Schulz (58), auf der anderen Seite, arbeitete sich durch die Ochsentour nach oben: Ausbildung zum Buchhändler, Juso, Gemeinderat und schließlich mit 31 Jahren jüngster Bürgermeister Nordrhein-Westfalens. 1994 zog er erstmals ins EU-Parlament ein, seit 2012 ist er dessen Präsident.

Auf diesem Weg hat Schulz so manche Häutung durchlaufen. Erstmals bekannt wurde er 2003, als er sich mit Silvio Berlusconi ein Wortgefecht lieferte; an dessen Ende erklärte der italienische Premier, Schulz, würde einen perfekten Nazi-Capo in einem KZ abgeben. Und auch bei anderen Gelegenheiten profilierte sich der linke Schulz mit Nadelstichen gegen die - aus seiner Sicht - neoliberale Politik in Europa.

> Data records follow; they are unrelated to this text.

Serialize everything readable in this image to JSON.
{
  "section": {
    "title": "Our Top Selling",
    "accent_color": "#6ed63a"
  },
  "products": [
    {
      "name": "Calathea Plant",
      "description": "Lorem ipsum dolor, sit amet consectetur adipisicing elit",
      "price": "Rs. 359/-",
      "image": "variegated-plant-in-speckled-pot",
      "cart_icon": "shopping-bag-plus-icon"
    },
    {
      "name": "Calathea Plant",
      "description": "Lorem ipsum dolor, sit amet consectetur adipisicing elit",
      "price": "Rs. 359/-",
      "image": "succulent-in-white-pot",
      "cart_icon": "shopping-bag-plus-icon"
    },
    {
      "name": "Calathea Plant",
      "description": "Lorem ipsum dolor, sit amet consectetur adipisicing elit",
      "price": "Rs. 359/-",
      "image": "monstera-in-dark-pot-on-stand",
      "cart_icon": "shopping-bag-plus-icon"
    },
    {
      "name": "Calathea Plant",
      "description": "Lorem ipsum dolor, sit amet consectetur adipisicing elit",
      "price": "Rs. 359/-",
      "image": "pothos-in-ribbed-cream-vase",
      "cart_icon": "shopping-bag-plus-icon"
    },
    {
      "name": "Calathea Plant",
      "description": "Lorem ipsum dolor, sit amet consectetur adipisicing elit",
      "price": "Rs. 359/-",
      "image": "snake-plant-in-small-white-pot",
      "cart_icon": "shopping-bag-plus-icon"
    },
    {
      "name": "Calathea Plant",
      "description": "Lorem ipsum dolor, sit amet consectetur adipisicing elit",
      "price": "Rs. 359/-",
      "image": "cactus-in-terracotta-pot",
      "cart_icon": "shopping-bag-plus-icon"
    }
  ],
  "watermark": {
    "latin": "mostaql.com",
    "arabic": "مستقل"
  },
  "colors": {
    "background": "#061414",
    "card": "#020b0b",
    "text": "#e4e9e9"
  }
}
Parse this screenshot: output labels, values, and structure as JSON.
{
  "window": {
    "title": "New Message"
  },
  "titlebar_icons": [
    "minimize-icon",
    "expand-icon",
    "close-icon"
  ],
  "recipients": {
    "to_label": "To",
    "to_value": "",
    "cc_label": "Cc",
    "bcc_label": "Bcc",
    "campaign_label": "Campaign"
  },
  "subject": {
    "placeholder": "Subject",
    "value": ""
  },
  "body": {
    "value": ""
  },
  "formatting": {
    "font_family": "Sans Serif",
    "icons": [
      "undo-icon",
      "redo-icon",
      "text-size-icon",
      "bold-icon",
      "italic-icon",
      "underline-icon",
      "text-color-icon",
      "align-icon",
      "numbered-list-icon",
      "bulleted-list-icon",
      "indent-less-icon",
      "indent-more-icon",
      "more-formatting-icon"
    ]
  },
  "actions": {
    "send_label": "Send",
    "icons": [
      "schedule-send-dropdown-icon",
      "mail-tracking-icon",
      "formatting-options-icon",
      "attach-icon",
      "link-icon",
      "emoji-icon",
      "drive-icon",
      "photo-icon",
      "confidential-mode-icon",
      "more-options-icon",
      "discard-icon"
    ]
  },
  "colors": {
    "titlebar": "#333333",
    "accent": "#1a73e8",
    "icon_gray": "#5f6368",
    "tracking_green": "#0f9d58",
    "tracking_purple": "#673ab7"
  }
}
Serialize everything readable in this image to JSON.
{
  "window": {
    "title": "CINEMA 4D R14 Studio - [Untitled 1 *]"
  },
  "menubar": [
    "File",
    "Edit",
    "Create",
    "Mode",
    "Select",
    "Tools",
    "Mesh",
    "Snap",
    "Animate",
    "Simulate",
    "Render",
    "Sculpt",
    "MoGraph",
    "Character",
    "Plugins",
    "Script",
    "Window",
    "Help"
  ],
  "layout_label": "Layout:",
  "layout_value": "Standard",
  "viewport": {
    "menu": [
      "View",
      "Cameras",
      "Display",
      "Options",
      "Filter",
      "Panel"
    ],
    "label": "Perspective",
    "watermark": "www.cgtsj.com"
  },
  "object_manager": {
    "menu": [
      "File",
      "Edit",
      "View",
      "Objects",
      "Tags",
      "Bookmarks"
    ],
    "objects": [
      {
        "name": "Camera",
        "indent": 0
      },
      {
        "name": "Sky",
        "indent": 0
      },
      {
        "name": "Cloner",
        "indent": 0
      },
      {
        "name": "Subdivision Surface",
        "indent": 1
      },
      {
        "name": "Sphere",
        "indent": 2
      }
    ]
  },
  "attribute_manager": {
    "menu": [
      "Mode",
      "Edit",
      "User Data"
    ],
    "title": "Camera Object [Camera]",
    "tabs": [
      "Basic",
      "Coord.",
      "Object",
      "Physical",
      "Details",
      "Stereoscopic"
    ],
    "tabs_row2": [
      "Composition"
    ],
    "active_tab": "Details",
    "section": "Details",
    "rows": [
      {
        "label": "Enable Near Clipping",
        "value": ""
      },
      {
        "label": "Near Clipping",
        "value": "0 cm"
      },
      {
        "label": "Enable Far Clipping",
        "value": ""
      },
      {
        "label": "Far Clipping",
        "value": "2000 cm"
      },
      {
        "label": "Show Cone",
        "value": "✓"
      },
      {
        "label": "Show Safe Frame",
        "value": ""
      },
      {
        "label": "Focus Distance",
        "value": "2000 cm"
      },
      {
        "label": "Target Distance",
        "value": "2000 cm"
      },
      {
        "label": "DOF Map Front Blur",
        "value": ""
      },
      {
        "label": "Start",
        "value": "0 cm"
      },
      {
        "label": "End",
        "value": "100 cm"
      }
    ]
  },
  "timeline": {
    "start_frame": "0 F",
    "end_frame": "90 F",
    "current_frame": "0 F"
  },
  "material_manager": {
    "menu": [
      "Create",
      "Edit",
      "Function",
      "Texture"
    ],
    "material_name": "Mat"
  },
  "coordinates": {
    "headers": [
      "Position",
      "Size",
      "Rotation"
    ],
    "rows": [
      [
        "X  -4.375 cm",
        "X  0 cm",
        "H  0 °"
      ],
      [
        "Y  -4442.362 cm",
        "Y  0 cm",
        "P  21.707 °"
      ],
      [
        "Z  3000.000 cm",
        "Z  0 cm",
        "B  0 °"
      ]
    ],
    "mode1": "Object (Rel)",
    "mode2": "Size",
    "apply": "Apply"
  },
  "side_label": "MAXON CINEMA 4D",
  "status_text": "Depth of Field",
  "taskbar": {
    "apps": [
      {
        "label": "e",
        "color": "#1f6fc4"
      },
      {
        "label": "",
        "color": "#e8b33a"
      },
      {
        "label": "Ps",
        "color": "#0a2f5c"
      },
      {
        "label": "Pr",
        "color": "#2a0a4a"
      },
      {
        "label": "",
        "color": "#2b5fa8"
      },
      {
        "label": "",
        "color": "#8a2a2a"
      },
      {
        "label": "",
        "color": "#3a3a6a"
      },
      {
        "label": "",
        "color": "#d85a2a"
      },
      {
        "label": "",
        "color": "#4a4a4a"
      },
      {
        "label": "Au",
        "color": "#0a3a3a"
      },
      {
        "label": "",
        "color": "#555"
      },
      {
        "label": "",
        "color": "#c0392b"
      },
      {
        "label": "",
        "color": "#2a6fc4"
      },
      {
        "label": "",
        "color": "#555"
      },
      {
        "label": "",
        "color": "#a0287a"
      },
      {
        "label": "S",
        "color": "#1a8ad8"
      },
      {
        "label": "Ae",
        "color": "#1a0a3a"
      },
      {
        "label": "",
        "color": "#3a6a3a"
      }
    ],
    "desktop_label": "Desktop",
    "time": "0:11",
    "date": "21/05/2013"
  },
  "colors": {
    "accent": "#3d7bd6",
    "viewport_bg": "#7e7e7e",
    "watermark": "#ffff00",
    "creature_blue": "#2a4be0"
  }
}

Als Präsident demonstriert Schulz nun sein Talent als Akteur im politischen Basar Europa, eingezwängt zwischen EU-Kommission und Regierungschefs. Es ist ihm gelungen, mitunter allein durch selbstbewusstes Auftreten, sich auf Augenhöhe mit den oft selbstherrlichen Staatenlenkern zu hieven. Mittlerweile sitzt er ganz selbst verständlich am Tisch der Regierungschefs mit dabei.

Auch auf einem anderen, mindestens so wichtigem Gebiet, ist Schulz in eine Rolle geschlüpft, die zuvor Juncker innehatte: als Vermittler im oft schwierigen deutsch-französischen Verhältnis. Die konservativen Parteifreunde Nicolas Sarkozy und Angela Merkel bevorzugten das Vier-Augen-Prinzip und drängten Juncker beim Management der Eurokrise an den Rand. Dieser revanchierte sich mit teils bissiger Kritik, nicht zuletzt an Merkels harten Sparauflagen für die Eurosünder im Süden. Das hielt den Premier des reichsten EU-Landes aber nicht davon ab, mit Beharrlichkeit die Privilegien des Finanzplatzes Luxemburg zu verteidigen. Seit der Wahl François Hollandes ist es mit dem deutsch-französischen Paarlauf vorbei - und der Sozialdemokrat Schulz neuer Mittler zwischen der christdemokratischen Kanzlerin und dem Sozialisten im Élysée-Palast.

Ob das Kalkül hinter der Nominierung Junckers und Schulz’ tatsächlich aufgeht, wird davon abhängen, ob es den beiden gelingt, die EU-Wahl als politische Weichenstellung zu inszenieren und so die polit-mentale Teilung der Union in einen reichen Norden und einen zu alimentierenden Süden aufzuheben, etwas, worauf vor allem die EU-skeptischen Populisten hinarbeiten. Gelingt das, ist eigentlich alles gewonnen.

Wer von beiden dann am Ende der nächste Kommissionschef wird, ist fast Nebensache. Merkel und Hollande können zweifellos mit beiden gut leben. Und das, obwohl sowohl Juncker wie auch Schulz ihrer politischen Dominanz wie auch ihren Vorstellungen von der künftigen Rolle der Staaten den Kampf ansagen werden: Die Logik ihrer Kandidatur gebietet, dass sie für eine fortschreitende Parlamentarisierung der Union kämpfen.